Tres son los desafíos para avanzar en una fuerza de trabajo con mayor diversidad en el sector energético que advierte Marcial Rapela, director y responsable por la oficina de Bain & Company en Santiago, quien plantea el potencial que tiene esta industria en términos de adaptabilidad, para dar mayor cabidad a la inclusión laboral.

Desde su perspectiva, para llegar a niveles de paridad, es necesario tomar decisiones «que se opongan a los enfoques tradicionales de contratación, desarrollo de talento y promoción».

Desafíos

¿Cuáles son los principales cuellos de botella que han identificado para contar con organizaciones más diversas, en que se aumente la participación de las mujeres?

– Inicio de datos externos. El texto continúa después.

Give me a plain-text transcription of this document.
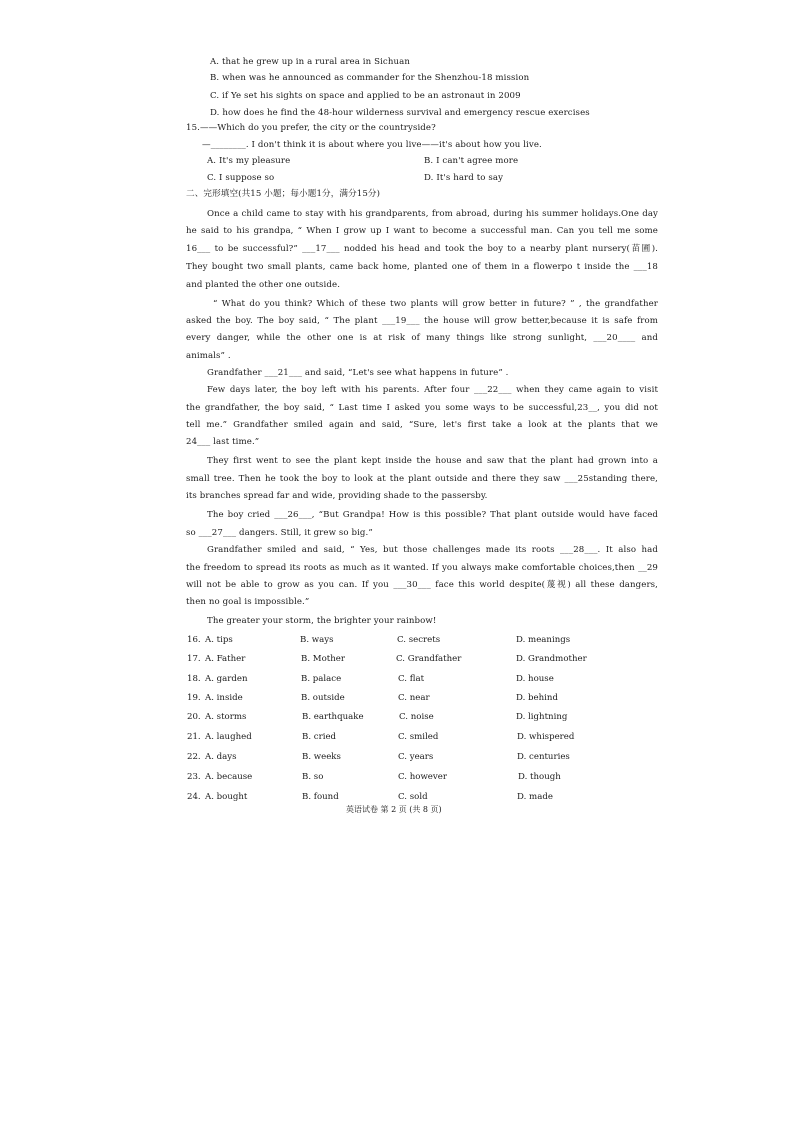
A. that he grew up in a rural area in Sichuan
B. when was he announced as commander for the Shenzhou-18 mission
C. if Ye set his sights on space and applied to be an astronaut in 2009
D. how does he find the 48-hour wilderness survival and emergency rescue exercises
15.——Which do you prefer, the city or the countryside?
—________. I don't think it is about where you live——it's about how you live.
A. It's my pleasure	B. I can't agree more
C. I suppose so	D. It's hard to say
二、完形填空(共15 小题；每小题1分，满分15分)
Once a child came to stay with his grandparents, from abroad, during his summer holidays.One day
he said to his grandpa, “ When I grow up I want to become a successful man. Can you tell me some
16___ to be successful?” ___17___ nodded his head and took the boy to a nearby plant nursery(苗圃).
They bought two small plants, came back home, planted one of them in a flowerpo t inside the ___18
and planted the other one outside.
“ What do you think? Which of these two plants will grow better in future? ” , the grandfather
asked the boy. The boy said, “ The plant ___19___ the house will grow better,because it is safe from
every danger, while the other one is at risk of many things like strong sunlight, ___20____ and
animals” .
Grandfather ___21___ and said, “Let's see what happens in future” .
Few days later, the boy left with his parents. After four ___22___ when they came again to visit
the grandfather, the boy said, “ Last time I asked you some ways to be successful,23__, you did not
tell me.” Grandfather smiled again and said, “Sure, let's first take a look at the plants that we
24___ last time.”
They first went to see the plant kept inside the house and saw that the plant had grown into a
small tree. Then he took the boy to look at the plant outside and there they saw ___25standing there,
its branches spread far and wide, providing shade to the passersby.
The boy cried ___26___, “But Grandpa! How is this possible? That plant outside would have faced
so ___27___ dangers. Still, it grew so big.”
Grandfather smiled and said, “ Yes, but those challenges made its roots ___28___. It also had
the freedom to spread its roots as much as it wanted. If you always make comfortable choices,then __29
will not be able to grow as you can. If you ___30___ face this world despite(蔑视) all these dangers,
then no goal is impossible.”
The greater your storm, the brighter your rainbow!
16. A. tips	B. ways	C. secrets	D. meanings
17. A. Father	B. Mother	C. Grandfather	D. Grandmother
18. A. garden	B. palace	C. flat	D. house
19. A. inside	B. outside	C. near	D. behind
20. A. storms	B. earthquake	C. noise	D. lightning
21. A. laughed	B. cried	C. smiled	D. whispered
22. A. days	B. weeks	C. years	D. centuries
23. A. because	B. so	C. however	D. though
24. A. bought	B. found	C. sold	D. made
英语试卷 第 2 页 (共 8 页)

Construir una fuerza laboral diversa puede ser particularmente difícil para las empresas en los sectores de energía y recursos naturales debido a tres desafíos estructurales. En primer lugar, estas industrias están sufriendo retiro masivo de trabajadores de muchos profesionales experimentados que han guiado el éxito durante las últimas tres décadas. En segundo lugar, los nuevos empleados buscan lugares de trabajos donde su aporte tenga un impacto ambiental, por ende, esto reduce el grupo de talentos que las empresas de energía pueden aprovechar para reemplazar a los que se van. Y, en tercer lugar, históricamente estas industrias han luchado por aumentar la diversidad de género en sus rangos ejecutivos y de primera línea, pero a pesar de todos esos esfuerzos, carecen de la representación senior visible, el patrocinio y los movimientos de tutoría y la cultura inclusiva necesaria para atraer y retener talento femenino.

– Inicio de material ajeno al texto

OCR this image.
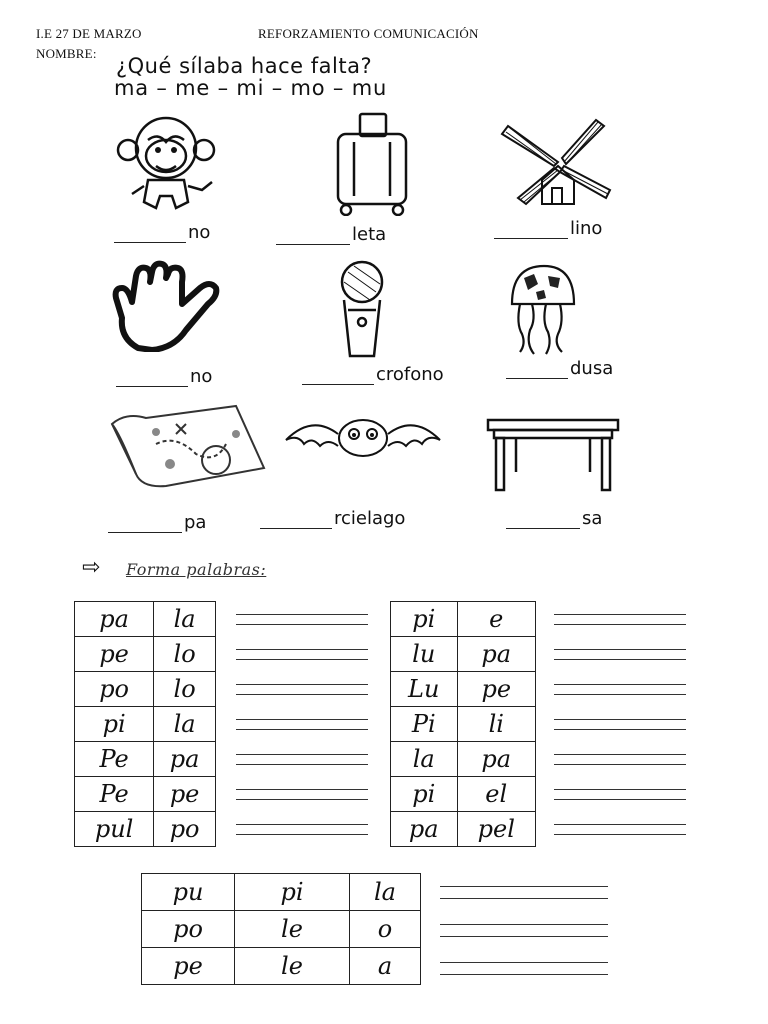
I.E 27 DE MARZO	REFORZAMIENTO COMUNICACIÓN
NOMBRE:
¿Qué sílaba hace falta?
ma – me – mi – mo – mu
no	leta	lino
no	crofono	dusa
pa	rcielago	sa
⇨ Forma palabras:
pa	la
pe	lo
po	lo
pi	la
Pe	pa
Pe	pe
pul	po
pi	e
lu	pa
Lu	pe
Pi	li
la	pa
pi	el
pa	pel
pu	pi	la
po	le	o
pe	le	a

¿Cómo analiza la situación del sector energético, en términos de inclusión en general y de participación femenina, en particular?

Si bien el sector de la energía y los recursos naturales puede estar rezagado con respecto a otros en cuanto a diversidad de género, su historial de talento inspira confianza en su capacidad para adaptarse rápidamente a las nuevas condiciones y cambios importantes, muchos de los cuales han requerido amplias revisiones de la fuerza laboral. Al ser un sector de cambios constante por nuevas tecnologías, regulaciones y procesos innovadores, las empresas del rubro energético han sido capaces de realizar cambios significativos para que la diversidad en su fuerza laboral sea un requisito.

Este tipo de inclusión, ¿qué desafíos plantea este cambio de gestión crítico para el sector energético?

Mejorar la diversidad de género se trata de señalar habilidades operativas comprobadas a un problema persistente, junto con un cambio cultural que comienza desde arriba. Pero la diversidad de género ha estado en la agenda de las empresas de energía y recursos naturales durante más de una década, y la industria aún está lejos de lograr la paridad. Por lo que, para crear un cambio real, se requerirá tomar decisiones que se opongan a los enfoques tradicionales de contratación, desarrollo de talento y promoción. El lado positivo es que este sector pertenece a industrias expertas en capacitar a las personas, crear y hacer cumplir buenos procesos e impulsar iniciativas operativas, como la seguridad, en la cultura cotidiana, por lo que impulsar la diversidad no será un desafío complejo.